Um hobby em crescimento
A eliminatória que permitiu a participação da dupla no WCS deu-se no IberAnime OPO 2013, um dos maiores eventos dedicados à cultura pop japonesa realizados em Portugal. A iniciativa de trazer esta competição a Portugal foi da produtora de eventos Manz, que considerou, segundo o CEO da empresa, André Manz, que seria “muito importante trazer o WCS, porque ajudaria ao desenvolvimento dessa cultura em Portugal”.
O cosplay surgiu em Portugal em 1997, mas começou a ganhar mais expressão em 2004, com o aumento de eventos dedicados à cultura pop japonesa, como o IberAnime, que leva ainda hoje a um maior conhecimento desta actividade e a um consequente aumento de praticantes. Também a transmissão da conhecida série Dragon Ball, mas também de Naruto, Bleach, entre outras, em canais portugueses, levou a um conhecimento do anime e “daí até uma rápida pesquisa no Google por anime, Portugal, era um passo à descoberta do cosplay”, acrescenta André Filipe.
Leonor desde pequena que gostava de ver os desenhos animados japoneses, tendo tido o seu primeiro contacto com o cosplay aos 14 anos, quando fazia pesquisas na Internet. Já Madalena chegou ao cosplay por influência de uma amiga que tinha conhecimento deste universo. A APC estima que existam 300 a 400 cosplayers em Portugal com alguma actividade regular e a participação num concurso como o WCS pode estimular o aumento da qualidade dos cosplays em Portugal, nomeadamente pela existência de eliminatórias de uma grande competição. Muitos cosplayers estão agora a tentar “mostrar o cosplay como algo mais sério: um hobby, mas não feito por amadores”, defende Leonor Grácias.
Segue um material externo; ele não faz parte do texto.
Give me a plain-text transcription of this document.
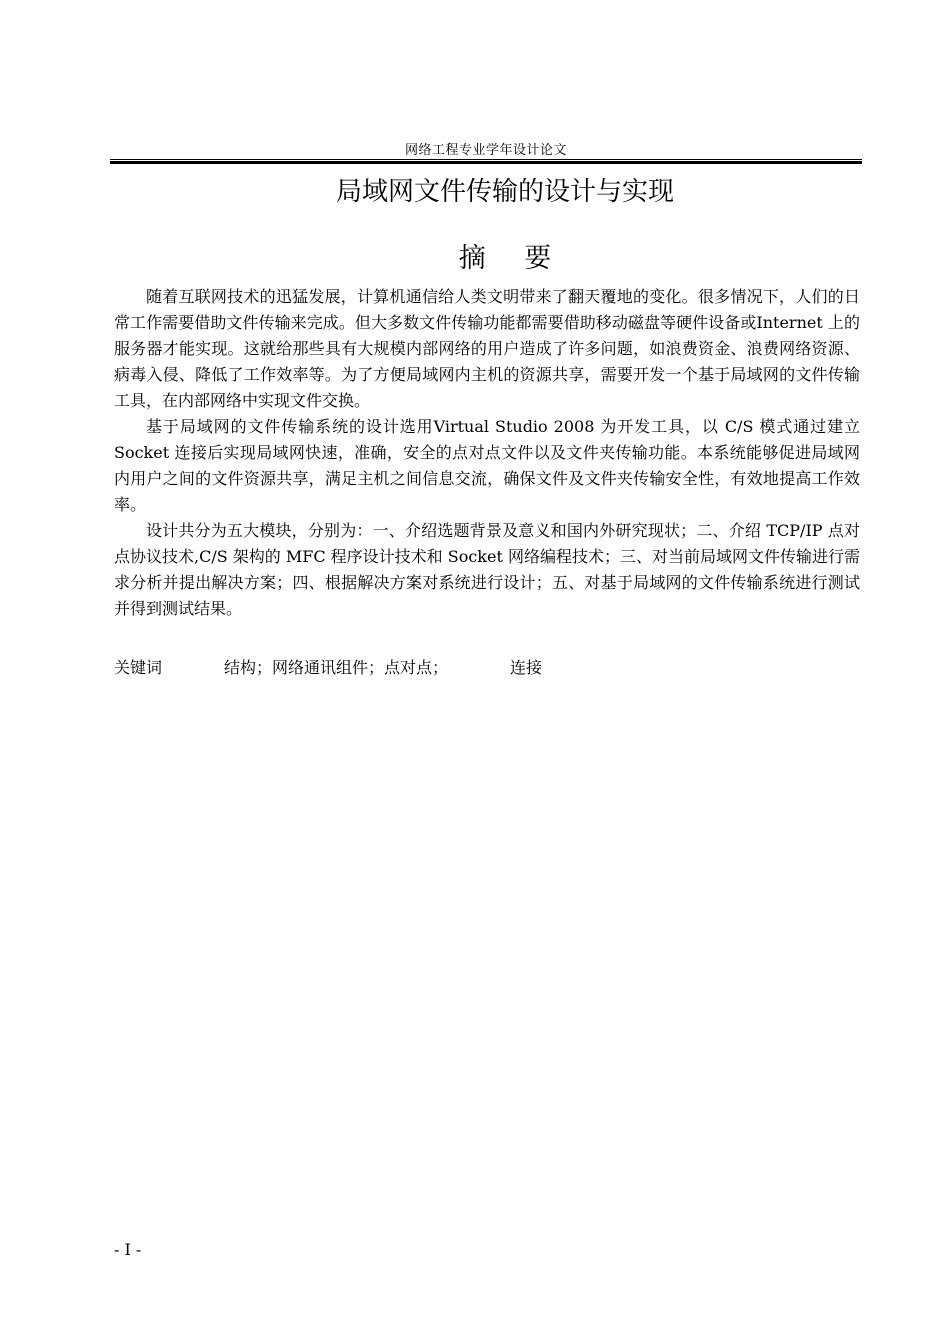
网络工程专业学年设计论文
局域网文件传输的设计与实现
摘 要

随着互联网技术的迅猛发展，计算机通信给人类文明带来了翻天覆地的变化。很多情况下，人们的日常工作需要借助文件传输来完成。但大多数文件传输功能都需要借助移动磁盘等硬件设备或Internet 上的服务器才能实现。这就给那些具有大规模内部网络的用户造成了许多问题，如浪费资金、浪费网络资源、病毒入侵、降低了工作效率等。为了方便局域网内主机的资源共享，需要开发一个基于局域网的文件传输工具，在内部网络中实现文件交换。

基于局域网的文件传输系统的设计选用Virtual Studio 2008 为开发工具，以 C/S 模式通过建立 Socket 连接后实现局域网快速，准确，安全的点对点文件以及文件夹传输功能。本系统能够促进局域网内用户之间的文件资源共享，满足主机之间信息交流，确保文件及文件夹传输安全性，有效地提高工作效率。

设计共分为五大模块，分别为：一、介绍选题背景及意义和国内外研究现状；二、介绍 TCP/IP 点对点协议技术,C/S 架构的 MFC 程序设计技术和 Socket 网络编程技术；三、对当前局域网文件传输进行需求分析并提出解决方案；四、根据解决方案对系统进行设计；五、对基于局域网的文件传输系统进行测试并得到测试结果。

关键词	结构；网络通讯组件；点对点；	连接
- I -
Por participar este ano pela primeira vez no WCS, Portugal terá apenas estatuto de observador. Apesar disto, o ânimo da dupla não fica diminuído: “Nós vamos para lá como se fôssemos para ganhar”, diz Madalena, e apesar de considerarem que lhes tira um peso de cima não haver a possibilidade de ganharem ou perderem, sentem ainda assim a responsabilidade de representar Portugal.
Ao mesmo tempo que se sentem entusiasmadas, as amigas receiam não acabar os preparativos a tempo. Para que tal não aconteça, a dupla, que escolheu como nome Konpeito (rebuçados de açúcar japoneses, inspirados nos confeitos portugueses), vai passar os próximos meses a coser, moldar, decorar e treinar, aperfeiçoando os seus fatos e performances. “Tenho medo de que corra mal”, diz Leonor, tendo uma pronta resposta de Madalena: “Não vai correr mal.”